Search engines have changed a lot since the earliest iterations surfaced close to 20 years ago. As the technology has improved, we’ve witnessed a progression from manual site submissions and an inability to use natural language queries, to complex algorithms that control the way sites are crawled and how search results are returned. However, search engines have evolved in ways beyond simply improving the search mechanism.
We are seeing search engines offer information and interactivity that has traditionally only been found on web apps and businesses’ own sites. For an example of web directories offering more in-depth content, one simply has to perform a Google search via a mobile device for a nearby restaurant. Due to recent integrations with Uber and OpenTable, hungry searchers can now book a table and see Uber wait times and price estimates directly on their Google app. The above-mentioned additions save consumers multiple steps in their restaurant discovery/reservation/transportation journey, as they no longer have to open a restaurant’s page in their browser or plug a restaurant’s address into their Uber app to reserve a table and weigh transportation options.
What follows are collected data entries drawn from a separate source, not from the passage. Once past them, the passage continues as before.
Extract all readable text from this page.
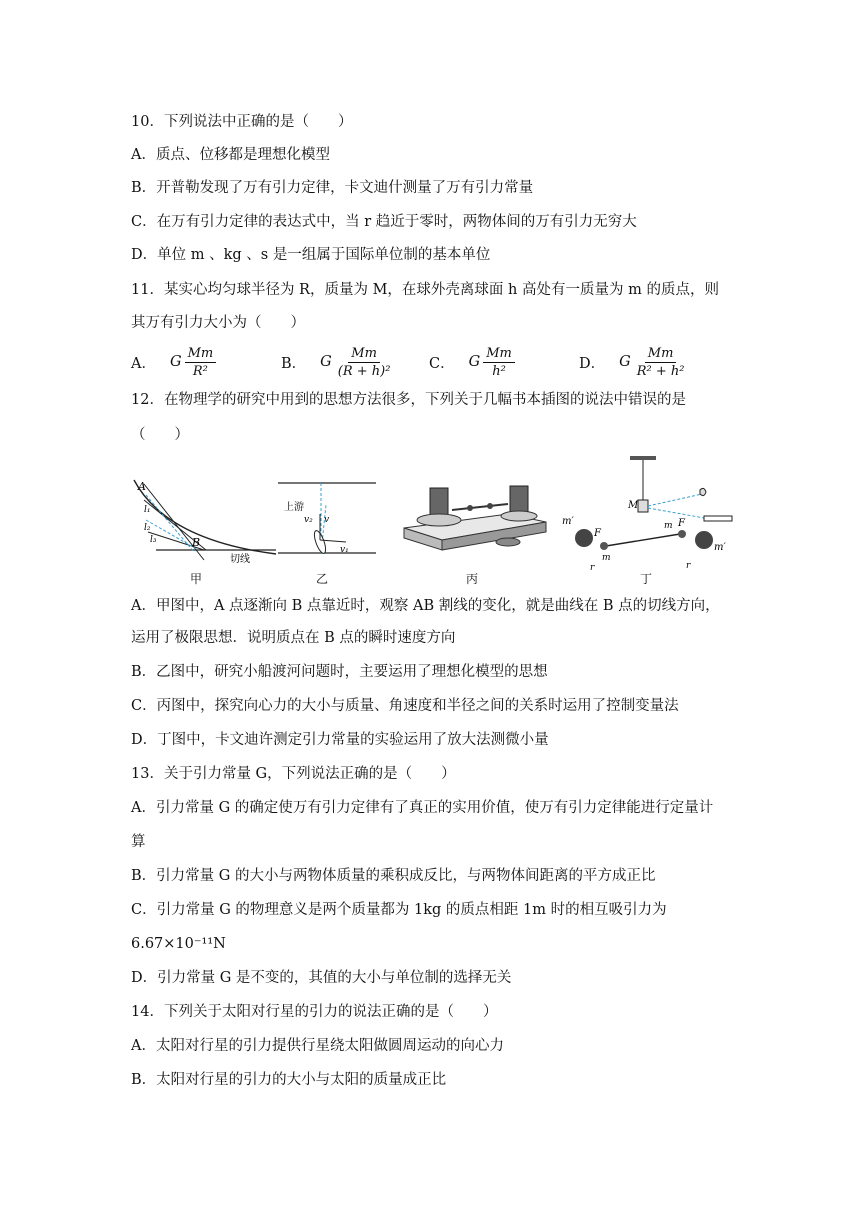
10．下列说法中正确的是（　　）
A．质点、位移都是理想化模型
B．开普勒发现了万有引力定律，卡文迪什测量了万有引力常量
C．在万有引力定律的表达式中，当 r 趋近于零时，两物体间的万有引力无穷大
D．单位 m 、kg 、s 是一组属于国际单位制的基本单位
11．某实心均匀球半径为 R，质量为 M，在球外壳离球面 h 高处有一质量为 m 的质点，则
其万有引力大小为（　　）
A． G $\frac{Mm}{\text{R²}}$	B． G $\frac{Mm}{\text{(R + h)²}}$ C． G $\frac{Mm}{\text{h²}}$	D． G $\frac{Mm}{\text{R² + h²}}$
12．在物理学的研究中用到的思想方法很多，下列关于几幅书本插图的说法中错误的是
（　　）
A
l₁
l₂
l₃	B
切线
甲
上游
v₂ v
v₁
乙	丙
m′
F
m
r
M
m F
m′
r
丁
A．甲图中，A 点逐渐向 B 点靠近时，观察 AB 割线的变化，就是曲线在 B 点的切线方向，
运用了极限思想．说明质点在 B 点的瞬时速度方向
B．乙图中，研究小船渡河问题时，主要运用了理想化模型的思想
C．丙图中，探究向心力的大小与质量、角速度和半径之间的关系时运用了控制变量法
D．丁图中，卡文迪许测定引力常量的实验运用了放大法测微小量
13．关于引力常量 G，下列说法正确的是（　　）
A．引力常量 G 的确定使万有引力定律有了真正的实用价值，使万有引力定律能进行定量计
算
B．引力常量 G 的大小与两物体质量的乘积成反比，与两物体间距离的平方成正比
C．引力常量 G 的物理意义是两个质量都为 1kg 的质点相距 1m 时的相互吸引力为
6.67×10⁻¹¹N
D．引力常量 G 是不变的，其值的大小与单位制的选择无关
14．下列关于太阳对行星的引力的说法正确的是（　　）
A．太阳对行星的引力提供行星绕太阳做圆周运动的向心力
B．太阳对行星的引力的大小与太阳的质量成正比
As consumers are expecting richer listings from their search directories, companies that provide unique content (such as ratings and deals sites) are discovering that they can offer this content to consumers in ways that make them seem more like search engines. For example, by redesigning their Places directory and introducing Postsearch, Facebook is providing users a method to easily discover reviews from their friends and fellow Facebook users. In making their ratings and review data available in this way, Facebook is creating a strong incentive for consumers to use their platform for local search, rather than more traditional search engines. Groupon seems to be taking a similar step toward developing a local search offering with the recent introduction of Pages, a product that allows consumers to search local merchants in the pursuit of finding deals.
As search result pages become more dynamic, and as companies with exclusive content move toward becoming more like search engines, the need for consumers to rely on local businesses’ sites for information lessens. This is a trend that Google seems to have identified, as their Pigeon algorithm update (released in July 2014) now gives more importance to local map and directory sites. In fact, it is now not unlikely to see a businesses’ Yelp and Facebook pages appear ahead of their own website in search results.
What does this mean for SMBs? Although it may mean that some local businesses lose the ability to have full control over their initial impression with consumers who may be searching for them, recent research seems to suggest that a surprising percentage (52%) of SMBs do not even have websites in the first place. Even more surprising, the same study found that a mere 6% of the 1,800 businesses sampled had sites that were optimized for mobile. It seems that the evolution of search pages may act as a sort of great equalizer for SMBs, but seeing as though many of these businesses are slightly behind the times technologically speaking, the above-mentioned changes are good for the segment as a whole.